The YOLOv11 model (saved as a .pt file) was converted into a deployment-ready ONNX format for inference on the NVIDIA Triton Inference Server.
All conversion logic is implemented in the model_conversion.py script.
The conversion process uses the built-in model.export() method from the Ultralytics YOLO library.
The trained model best.pt was exported to ONNX format with the following key parameters:
| Parameter | Description |
|---|---|
simplify=True |
Simplifies the ONNX computation graph to remove redundant operations and improve inference speed. |
nms=True |
Integrates Non-Max Suppression (NMS) directly into the ONNX graph, making the exported model fully end-to-end (includes post-processing). |
After export, the resulting ONNX model is stored in a Triton-compatible repository structure:
├── model_repository/
│ └── yolo11/
│ ├── config.pbtxt # Triton configuration file
│ └── 1/
│ └── model.onnx # Exported ONNX model
The deployment of the YOLOv11 ONNX model was performed using the NVIDIA Triton Inference Server, running inside a Docker container.
It is implemented in the model_deployment.py script which performs inference using both PyTorch and Triton, compares their outputs, and saves the visualization and error analysis results.
-
Logging in to NVIDIA NGC Registry Before pulling the Triton image, we authenticate with our NVIDIA NGC account:
docker login nvcr.io Username: $oauthtoken Password: <NGC API key>
-
Pulling the Triton Inference Server Image
docker pull nvcr.io/nvidia/tritonserver:24.07-py3
-
Preparing the Model Repository We make sure our model repository is available locally with the following structure:
model_repository/ └── yolo11/ ├── config.pbtxt └── 1/ └── model.onnx -
Running Triton Server Starting the server inside a Docker container by mounting our local repository:
docker run -d \ --name triton_yolo11 \ -p 8000:8000 -p 8001:8001 -p 8002:8002 \ -v /home/fidan/model_repository:/models \ nvcr.io/nvidia/tritonserver:24.07-py3 \ tritonserver --model-repository=/models ``'
After deployment, inference was performed using the Triton Python HTTP client.

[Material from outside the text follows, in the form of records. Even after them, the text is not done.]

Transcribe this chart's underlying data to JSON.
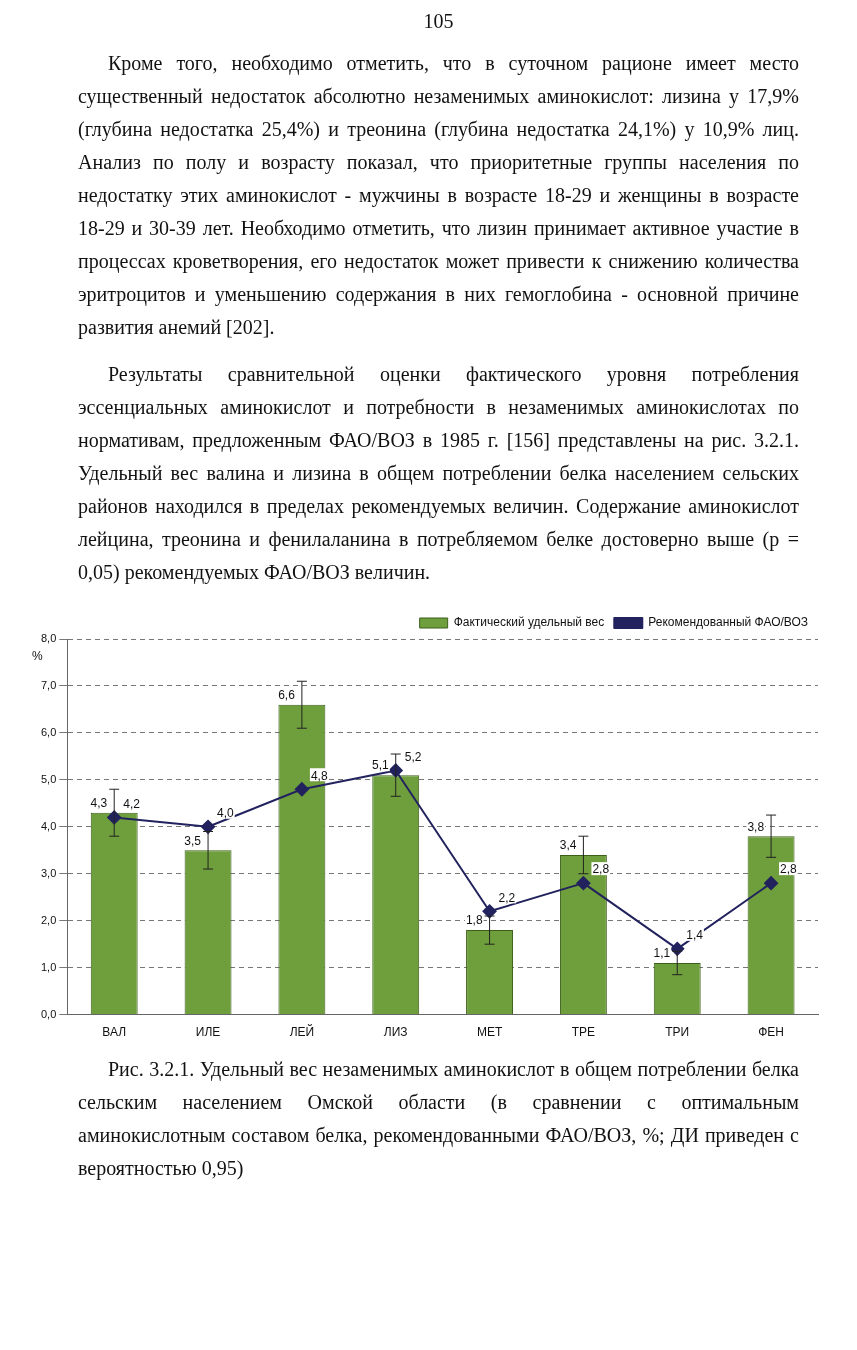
{
  "chart_data": {
    "type": "bar",
    "ylabel": "%",
    "categories": [
      "ВАЛ",
      "ИЛЕ",
      "ЛЕЙ",
      "ЛИЗ",
      "МЕТ",
      "ТРЕ",
      "ТРИ",
      "ФЕН"
    ],
    "series": [
      {
        "name": "Фактический удельный вес",
        "color": "#6f9f3c",
        "values": [
          4.3,
          3.5,
          6.6,
          5.1,
          1.8,
          3.4,
          1.1,
          3.8
        ],
        "errors": [
          0.5,
          0.4,
          0.5,
          0.45,
          0.3,
          0.4,
          0.25,
          0.45
        ],
        "value_labels": [
          "4,3",
          "3,5",
          "6,6",
          "5,1",
          "1,8",
          "3,4",
          "1,1",
          "3,8"
        ]
      },
      {
        "name": "Рекомендованный ФАО/ВОЗ",
        "type": "line",
        "color": "#22225e",
        "values": [
          4.2,
          4.0,
          4.8,
          5.2,
          2.2,
          2.8,
          1.4,
          2.8
        ],
        "value_labels": [
          "4,2",
          "4,0",
          "4,8",
          "5,2",
          "2,2",
          "2,8",
          "1,4",
          "2,8"
        ]
      }
    ],
    "ylim": [
      0,
      8
    ],
    "yticks": [
      {
        "value": 0,
        "label": "0,0"
      },
      {
        "value": 1,
        "label": "1,0"
      },
      {
        "value": 2,
        "label": "2,0"
      },
      {
        "value": 3,
        "label": "3,0"
      },
      {
        "value": 4,
        "label": "4,0"
      },
      {
        "value": 5,
        "label": "5,0"
      },
      {
        "value": 6,
        "label": "6,0"
      },
      {
        "value": 7,
        "label": "7,0"
      },
      {
        "value": 8,
        "label": "8,0"
      }
    ],
    "grid": "y",
    "legend": "top right",
    "marker": "diamond",
    "line_style": "solid",
    "annotations": [
      "105",
      "Кроме того, необходимо отметить, что в суточном рационе имеет место существенный недостаток абсолютно незаменимых аминокислот: лизина у 17,9% (глубина недостатка 25,4%) и треонина (глубина недостатка 24,1%) у 10,9% лиц. Анализ по полу и возрасту показал, что приоритетные группы населения по недостатку этих аминокислот - мужчины в возрасте 18-29 и женщины в возрасте 18-29 и 30-39 лет. Необходимо отметить, что лизин принимает активное участие в процессах кроветворения, его недостаток может привести к снижению количества эритроцитов и уменьшению содержания в них гемоглобина - основной причине развития анемий [202].",
      "Результаты сравнительной оценки фактического уровня потребления эссенциальных аминокислот и потребности в незаменимых аминокислотах по нормативам, предложенным ФАО/ВОЗ в 1985 г. [156] представлены на рис. 3.2.1. Удельный вес валина и лизина в общем потреблении белка населением сельских районов находился в пределах рекомендуемых величин. Содержание аминокислот лейцина, треонина и фенилаланина в потребляемом белке достоверно выше (р = 0,05) рекомендуемых ФАО/ВОЗ величин.",
      "Рис. 3.2.1. Удельный вес незаменимых аминокислот в общем потреблении белка сельским населением Омской области (в сравнении с оптимальным аминокислотным составом белка, рекомендованными ФАО/ВОЗ, %; ДИ приведен с вероятностью 0,95)"
    ]
  }
}
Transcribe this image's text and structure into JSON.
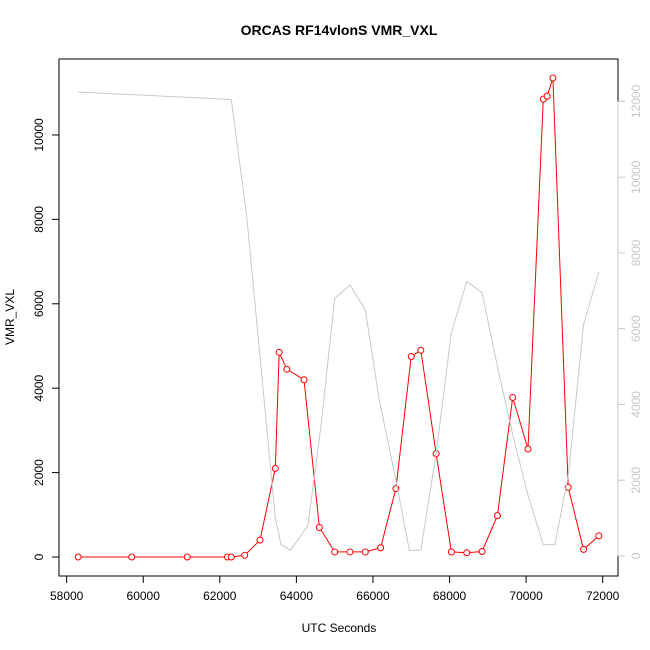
{
  "chart_data": {
    "type": "line",
    "title": "ORCAS RF14vlonS VMR_VXL",
    "xlabel": "UTC Seconds",
    "ylabel": "VMR_VXL",
    "xlim": [
      57800,
      72400
    ],
    "ylim": [
      -450,
      11800
    ],
    "ylim_right": [
      -530,
      13120
    ],
    "x_ticks": [
      58000,
      60000,
      62000,
      64000,
      66000,
      68000,
      70000,
      72000
    ],
    "y_ticks": [
      0,
      2000,
      4000,
      6000,
      8000,
      10000
    ],
    "y2_ticks": [
      0,
      2000,
      4000,
      6000,
      8000,
      10000,
      12000
    ],
    "colors": {
      "primary": "#ff0000",
      "secondary": "#c8c8c8"
    },
    "series": [
      {
        "axis": "left",
        "style": "line+points",
        "color": "#ff0000",
        "x": [
          58300,
          59700,
          61150,
          62200,
          62300,
          62650,
          63050,
          63450,
          63550,
          63750,
          64200,
          64600,
          65000,
          65400,
          65800,
          66200,
          66600,
          67000,
          67250,
          67650,
          68050,
          68450,
          68850,
          69250,
          69650,
          70050,
          70450,
          70550,
          70700,
          71100,
          71500,
          71900
        ],
        "y": [
          0,
          0,
          0,
          0,
          0,
          40,
          400,
          2100,
          4850,
          4450,
          4200,
          700,
          120,
          120,
          120,
          220,
          1620,
          4750,
          4900,
          2450,
          120,
          100,
          130,
          980,
          3780,
          2560,
          10850,
          10920,
          11350,
          1650,
          180,
          500
        ]
      },
      {
        "axis": "right",
        "style": "line",
        "color": "#c8c8c8",
        "x": [
          58300,
          62300,
          62700,
          63450,
          63600,
          63850,
          64300,
          64650,
          65000,
          65400,
          65800,
          66150,
          66600,
          66950,
          67250,
          67650,
          68050,
          68450,
          68850,
          69250,
          69650,
          70050,
          70450,
          70750,
          71100,
          71500,
          71900
        ],
        "y": [
          12250,
          12050,
          9000,
          1000,
          300,
          150,
          800,
          3500,
          6800,
          7150,
          6500,
          4200,
          2000,
          150,
          150,
          2700,
          5900,
          7250,
          6950,
          5000,
          3200,
          1600,
          300,
          300,
          2100,
          6100,
          7500
        ]
      }
    ]
  }
}
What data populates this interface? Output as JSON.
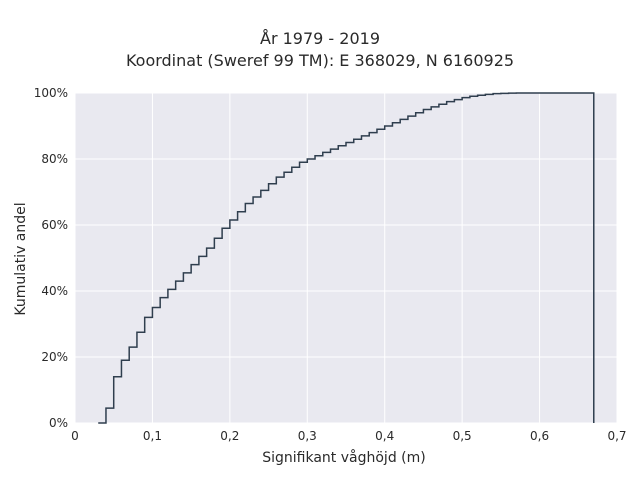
{
  "chart_data": {
    "type": "line",
    "subtype": "step-ecdf",
    "title_line1": "År 1979 - 2019",
    "title_line2": "Koordinat (Sweref 99 TM): E 368029, N 6160925",
    "xlabel": "Signifikant våghöjd (m)",
    "ylabel": "Kumulativ andel",
    "xlim": [
      0,
      0.7
    ],
    "ylim": [
      0,
      1
    ],
    "x_ticks": [
      0,
      0.1,
      0.2,
      0.3,
      0.4,
      0.5,
      0.6,
      0.7
    ],
    "x_tick_labels": [
      "0",
      "0,1",
      "0,2",
      "0,3",
      "0,4",
      "0,5",
      "0,6",
      "0,7"
    ],
    "y_ticks": [
      0,
      0.2,
      0.4,
      0.6,
      0.8,
      1.0
    ],
    "y_tick_labels": [
      "0%",
      "20%",
      "40%",
      "60%",
      "80%",
      "100%"
    ],
    "grid": true,
    "colors": {
      "plot_background": "#e9e9f0",
      "grid": "#ffffff",
      "line": "#2f3e4e"
    },
    "x": [
      0.03,
      0.04,
      0.05,
      0.06,
      0.07,
      0.08,
      0.09,
      0.1,
      0.11,
      0.12,
      0.13,
      0.14,
      0.15,
      0.16,
      0.17,
      0.18,
      0.19,
      0.2,
      0.21,
      0.22,
      0.23,
      0.24,
      0.25,
      0.26,
      0.27,
      0.28,
      0.29,
      0.3,
      0.31,
      0.32,
      0.33,
      0.34,
      0.35,
      0.36,
      0.37,
      0.38,
      0.39,
      0.4,
      0.41,
      0.42,
      0.43,
      0.44,
      0.45,
      0.46,
      0.47,
      0.48,
      0.49,
      0.5,
      0.51,
      0.52,
      0.53,
      0.54,
      0.55,
      0.56,
      0.57,
      0.58,
      0.59,
      0.6,
      0.61,
      0.62,
      0.63,
      0.64,
      0.65,
      0.66,
      0.67
    ],
    "y": [
      0.0,
      0.045,
      0.14,
      0.19,
      0.23,
      0.275,
      0.32,
      0.35,
      0.38,
      0.405,
      0.43,
      0.455,
      0.48,
      0.505,
      0.53,
      0.56,
      0.59,
      0.615,
      0.64,
      0.665,
      0.685,
      0.705,
      0.725,
      0.745,
      0.76,
      0.775,
      0.79,
      0.8,
      0.81,
      0.82,
      0.83,
      0.84,
      0.85,
      0.86,
      0.87,
      0.88,
      0.89,
      0.9,
      0.91,
      0.92,
      0.93,
      0.94,
      0.95,
      0.958,
      0.966,
      0.974,
      0.98,
      0.986,
      0.99,
      0.993,
      0.996,
      0.998,
      0.999,
      0.9995,
      1.0,
      1.0,
      1.0,
      1.0,
      1.0,
      1.0,
      1.0,
      1.0,
      1.0,
      1.0,
      0.0
    ]
  }
}
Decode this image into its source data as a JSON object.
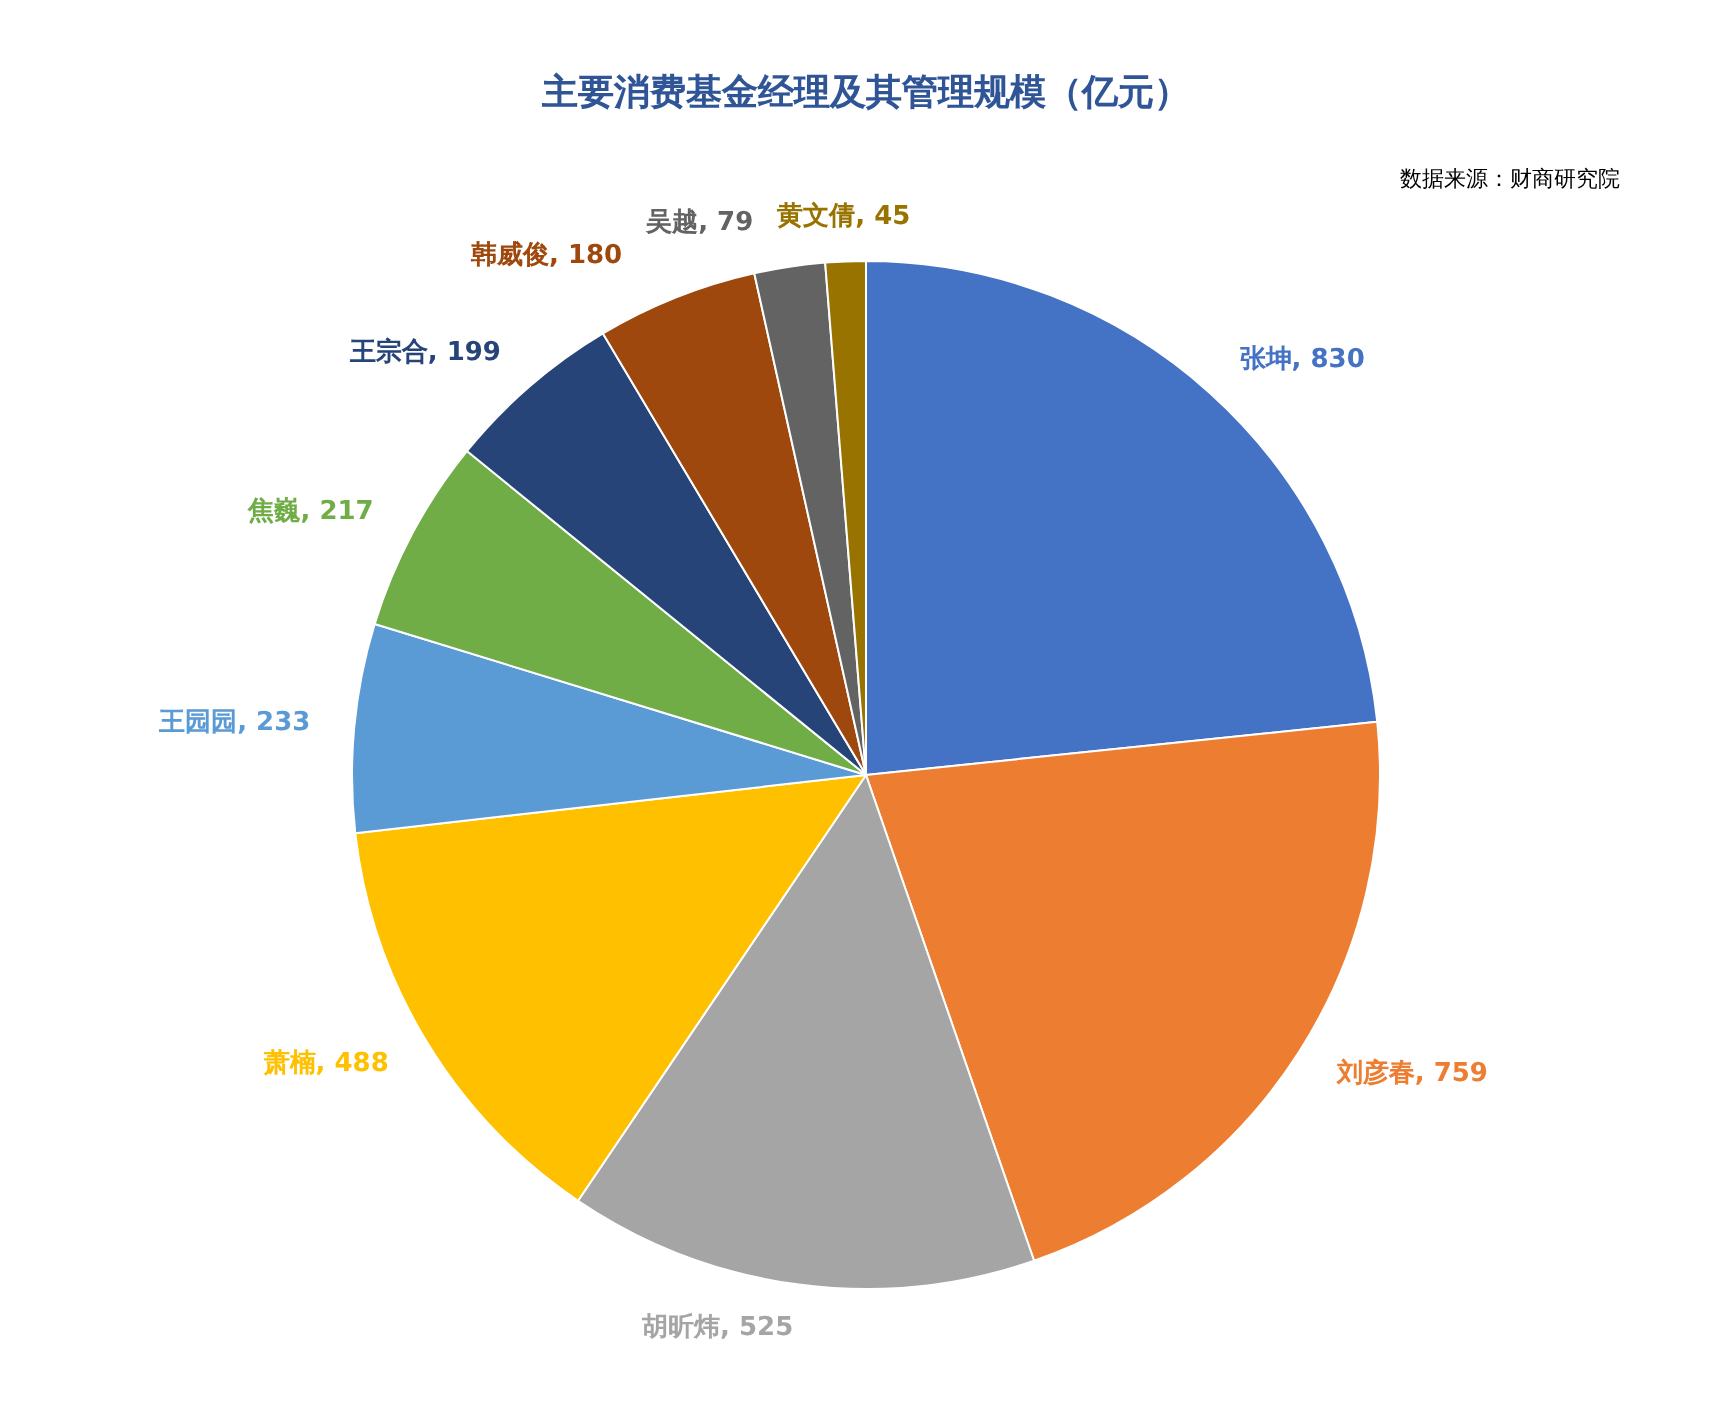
{
  "chart_data": {
    "type": "pie",
    "title": "主要消费基金经理及其管理规模（亿元）",
    "categories": [
      "张坤",
      "刘彦春",
      "胡昕炜",
      "萧楠",
      "王园园",
      "焦巍",
      "王宗合",
      "韩威俊",
      "吴越",
      "黄文倩"
    ],
    "values": [
      830,
      759,
      525,
      488,
      233,
      217,
      199,
      180,
      79,
      45
    ],
    "colors": [
      "#4472c4",
      "#ed7d31",
      "#a5a5a5",
      "#ffc000",
      "#5b9bd5",
      "#70ad47",
      "#264478",
      "#9e480e",
      "#636363",
      "#997300"
    ],
    "value_labels": [
      ", 830",
      ", 759",
      ", 525",
      ", 488",
      ", 233",
      ", 217",
      ", 199",
      ", 180",
      ", 79",
      ", 45"
    ],
    "annotations": [
      "数据来源：财商研究院"
    ]
  }
}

The model_deployment.py script runs the following process:
- Loads a sample test image.
- Sends it to the Triton server for inference via the
httpclient.InferenceServerClient. - Runs the same inference locally using the PyTorch model (
best.pt). - Compares the predicted bounding boxes, confidence scores, and keypoints.
- Saves visualization outputs as well as error metrics in:
deployment_results/